INDIANAPOLIS (AP) — The former boys basketball coach at an exclusive private school in Indianapolis was charged Thursday with trying to entice a 15-year-old female student into a sexual relationship, and court documents allege that school officials hampered the investigation.
Federal prosecutors filed the charges against Kyle Cox, who resigned Dec. 15 from Park Tudor after leading his team to state 2A championships in 2014 and 2015.
Cox didn’t speak about the charges against him during an initial court appearance Thursday, and neither he nor defense attorney James Voyles entered a plea on his behalf, The Indianapolis Star reported. Cox was in the custody of federal marshals. A detention hearing was scheduled for Monday, the U.S. attorney’s office said.

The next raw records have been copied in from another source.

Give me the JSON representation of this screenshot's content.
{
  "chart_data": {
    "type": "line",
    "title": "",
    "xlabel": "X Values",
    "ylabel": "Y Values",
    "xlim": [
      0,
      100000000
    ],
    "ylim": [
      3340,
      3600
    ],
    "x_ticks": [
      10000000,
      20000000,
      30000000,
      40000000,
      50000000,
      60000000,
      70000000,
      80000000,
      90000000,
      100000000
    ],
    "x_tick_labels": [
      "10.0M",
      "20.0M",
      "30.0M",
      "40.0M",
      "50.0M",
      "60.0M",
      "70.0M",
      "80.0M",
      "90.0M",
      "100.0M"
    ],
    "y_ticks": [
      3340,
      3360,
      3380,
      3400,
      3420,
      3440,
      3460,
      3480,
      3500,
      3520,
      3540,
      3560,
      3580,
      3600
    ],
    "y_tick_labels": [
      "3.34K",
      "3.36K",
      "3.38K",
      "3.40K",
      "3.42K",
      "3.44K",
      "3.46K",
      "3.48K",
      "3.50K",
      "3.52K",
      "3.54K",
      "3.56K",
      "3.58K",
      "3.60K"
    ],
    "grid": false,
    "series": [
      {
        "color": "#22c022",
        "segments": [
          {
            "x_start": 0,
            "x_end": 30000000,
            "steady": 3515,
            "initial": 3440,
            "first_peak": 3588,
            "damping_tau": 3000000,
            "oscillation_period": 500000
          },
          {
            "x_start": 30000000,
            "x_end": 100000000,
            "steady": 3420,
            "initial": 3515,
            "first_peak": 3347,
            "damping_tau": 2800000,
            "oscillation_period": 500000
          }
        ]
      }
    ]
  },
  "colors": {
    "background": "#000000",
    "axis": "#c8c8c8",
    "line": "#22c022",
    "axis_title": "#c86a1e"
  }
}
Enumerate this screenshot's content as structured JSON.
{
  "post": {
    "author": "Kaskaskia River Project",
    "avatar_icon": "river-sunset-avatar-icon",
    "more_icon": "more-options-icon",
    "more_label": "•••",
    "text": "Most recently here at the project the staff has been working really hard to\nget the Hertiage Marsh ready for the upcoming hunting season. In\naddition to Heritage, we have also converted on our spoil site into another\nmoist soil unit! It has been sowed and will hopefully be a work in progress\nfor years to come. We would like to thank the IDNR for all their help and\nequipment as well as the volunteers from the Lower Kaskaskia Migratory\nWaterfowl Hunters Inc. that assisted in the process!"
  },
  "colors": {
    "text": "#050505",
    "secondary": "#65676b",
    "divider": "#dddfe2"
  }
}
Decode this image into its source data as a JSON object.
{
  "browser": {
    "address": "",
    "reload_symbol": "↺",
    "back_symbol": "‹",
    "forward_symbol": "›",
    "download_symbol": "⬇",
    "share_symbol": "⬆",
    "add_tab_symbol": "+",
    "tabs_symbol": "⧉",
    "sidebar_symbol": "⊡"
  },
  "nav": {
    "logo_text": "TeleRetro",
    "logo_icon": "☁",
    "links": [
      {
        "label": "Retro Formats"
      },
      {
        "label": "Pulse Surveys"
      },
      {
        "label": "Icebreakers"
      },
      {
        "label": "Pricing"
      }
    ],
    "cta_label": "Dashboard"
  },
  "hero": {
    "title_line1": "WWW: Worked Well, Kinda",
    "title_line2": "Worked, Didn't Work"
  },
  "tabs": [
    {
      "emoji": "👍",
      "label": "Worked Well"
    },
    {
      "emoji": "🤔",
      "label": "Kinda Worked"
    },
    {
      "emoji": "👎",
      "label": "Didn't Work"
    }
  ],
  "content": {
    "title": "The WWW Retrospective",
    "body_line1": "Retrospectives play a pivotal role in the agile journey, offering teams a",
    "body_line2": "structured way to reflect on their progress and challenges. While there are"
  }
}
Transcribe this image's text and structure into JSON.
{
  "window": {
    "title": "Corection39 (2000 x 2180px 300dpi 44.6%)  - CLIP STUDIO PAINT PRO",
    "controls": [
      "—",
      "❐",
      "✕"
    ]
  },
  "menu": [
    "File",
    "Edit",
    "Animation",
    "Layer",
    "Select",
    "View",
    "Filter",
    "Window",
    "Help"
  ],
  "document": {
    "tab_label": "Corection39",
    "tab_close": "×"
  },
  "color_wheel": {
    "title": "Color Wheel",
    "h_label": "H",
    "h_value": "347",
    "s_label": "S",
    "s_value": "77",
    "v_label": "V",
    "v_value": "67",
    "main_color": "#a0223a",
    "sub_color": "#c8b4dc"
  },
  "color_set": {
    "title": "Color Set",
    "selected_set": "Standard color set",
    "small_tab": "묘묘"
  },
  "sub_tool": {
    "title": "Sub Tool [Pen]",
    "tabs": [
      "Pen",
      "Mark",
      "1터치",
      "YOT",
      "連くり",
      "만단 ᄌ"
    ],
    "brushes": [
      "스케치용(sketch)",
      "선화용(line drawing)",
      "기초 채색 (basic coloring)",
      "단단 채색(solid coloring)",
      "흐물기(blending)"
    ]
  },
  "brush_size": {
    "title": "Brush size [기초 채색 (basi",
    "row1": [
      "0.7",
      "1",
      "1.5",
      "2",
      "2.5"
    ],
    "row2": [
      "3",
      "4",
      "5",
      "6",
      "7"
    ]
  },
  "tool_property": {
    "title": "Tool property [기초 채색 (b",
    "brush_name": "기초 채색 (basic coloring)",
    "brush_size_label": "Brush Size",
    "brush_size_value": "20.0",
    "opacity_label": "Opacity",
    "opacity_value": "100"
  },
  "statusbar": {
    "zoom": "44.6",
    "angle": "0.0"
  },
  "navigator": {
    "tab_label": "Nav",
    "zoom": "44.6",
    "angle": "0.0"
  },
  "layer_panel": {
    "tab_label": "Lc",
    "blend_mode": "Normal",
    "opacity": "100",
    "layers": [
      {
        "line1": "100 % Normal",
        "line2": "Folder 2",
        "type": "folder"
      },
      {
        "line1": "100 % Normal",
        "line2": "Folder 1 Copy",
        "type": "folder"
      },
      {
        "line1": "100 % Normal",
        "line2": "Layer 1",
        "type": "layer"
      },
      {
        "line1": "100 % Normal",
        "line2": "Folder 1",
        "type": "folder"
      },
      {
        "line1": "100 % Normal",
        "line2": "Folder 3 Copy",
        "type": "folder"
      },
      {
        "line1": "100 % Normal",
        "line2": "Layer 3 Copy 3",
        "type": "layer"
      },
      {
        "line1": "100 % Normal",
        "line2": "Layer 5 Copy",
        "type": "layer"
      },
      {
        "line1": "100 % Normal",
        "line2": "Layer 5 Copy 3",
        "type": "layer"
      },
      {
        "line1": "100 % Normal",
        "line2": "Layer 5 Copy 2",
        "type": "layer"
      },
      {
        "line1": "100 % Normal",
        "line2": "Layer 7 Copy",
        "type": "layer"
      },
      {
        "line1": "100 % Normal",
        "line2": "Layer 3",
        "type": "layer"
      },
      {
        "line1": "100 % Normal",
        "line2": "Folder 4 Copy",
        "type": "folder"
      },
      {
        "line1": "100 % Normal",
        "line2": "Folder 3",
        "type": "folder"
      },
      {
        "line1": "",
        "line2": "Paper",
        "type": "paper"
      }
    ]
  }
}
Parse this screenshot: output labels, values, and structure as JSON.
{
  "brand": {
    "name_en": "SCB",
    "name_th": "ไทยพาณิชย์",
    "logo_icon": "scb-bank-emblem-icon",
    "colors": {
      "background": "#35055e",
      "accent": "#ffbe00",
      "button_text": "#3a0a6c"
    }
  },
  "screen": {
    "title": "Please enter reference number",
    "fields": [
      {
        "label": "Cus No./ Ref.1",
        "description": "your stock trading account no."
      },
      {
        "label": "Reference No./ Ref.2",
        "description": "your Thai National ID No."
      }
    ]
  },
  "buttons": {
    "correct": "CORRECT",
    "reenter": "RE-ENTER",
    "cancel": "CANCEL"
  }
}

Court documents allege the 31-year-old Cox began sending sexually explicit messages to the girl in September and tried to arrange for her to visit his home in the Indianapolis suburb of Fishers for sexual activity while his wife and children were away in mid-December.
The meeting didn’t happen after the girl’s father saw messages and photos on her phone that she acknowledged trading with Cox, according to the criminal affidavit.
Voyles didn’t immediately return a message from The Associated Press seeking comment.
The girl’s father notified Park Tudor administrators about the messages on Dec. 14 and allowed his computer to be taken overnight so that screen shots and copies he made of the messages could be reviewed, the affidavit said.
A school administrator submitted a state report of suspected child abuse the next day, but the official told an Indianapolis police detective on Jan. 5 that all other information was given to the school’s attorney, who refused to provide the material to investigators, the affidavit said.
“The attorney advised that he felt Park Tudor had done everything that they needed to do,” the affidavit said. “He cited attorney/client privilege with his client, Park Tudor, in refusing to provide more information.”
Investigators said they learned from the attorney during a Jan. 7 search of the school that he had duplicated the computer contents and documents and obtained them that day.
The attorney isn’t identified in the court documents.
Park Tudor spokeswoman Cathy Chapelle said she couldn’t discuss how the school handled the allegations against Cox.
“While we are aware of the contents of the criminal complaint, it is not appropriate for us to comment on the specifics of an ongoing criminal matter,” she said in a statement. “We reported the allegations against Mr. Cox to Child Protective Services within 24 hours, and we are fully cooperating with the police investigation. The safety of our students continues to be our top priority.”
The school on the north side of Indianapolis is among the city’s most exclusive, with annual tuition of $20,170 for high school students. Park Tudor’s website touts a 100 percent college placement rate.
Park Tudor’s headmaster died Jan. 23 in what authorities said was a suicide. School officials sent a letter to parents two days later saying that law enforcement officials had assured them that the headmaster or other employees weren’t the subject of the Jan. 7 search.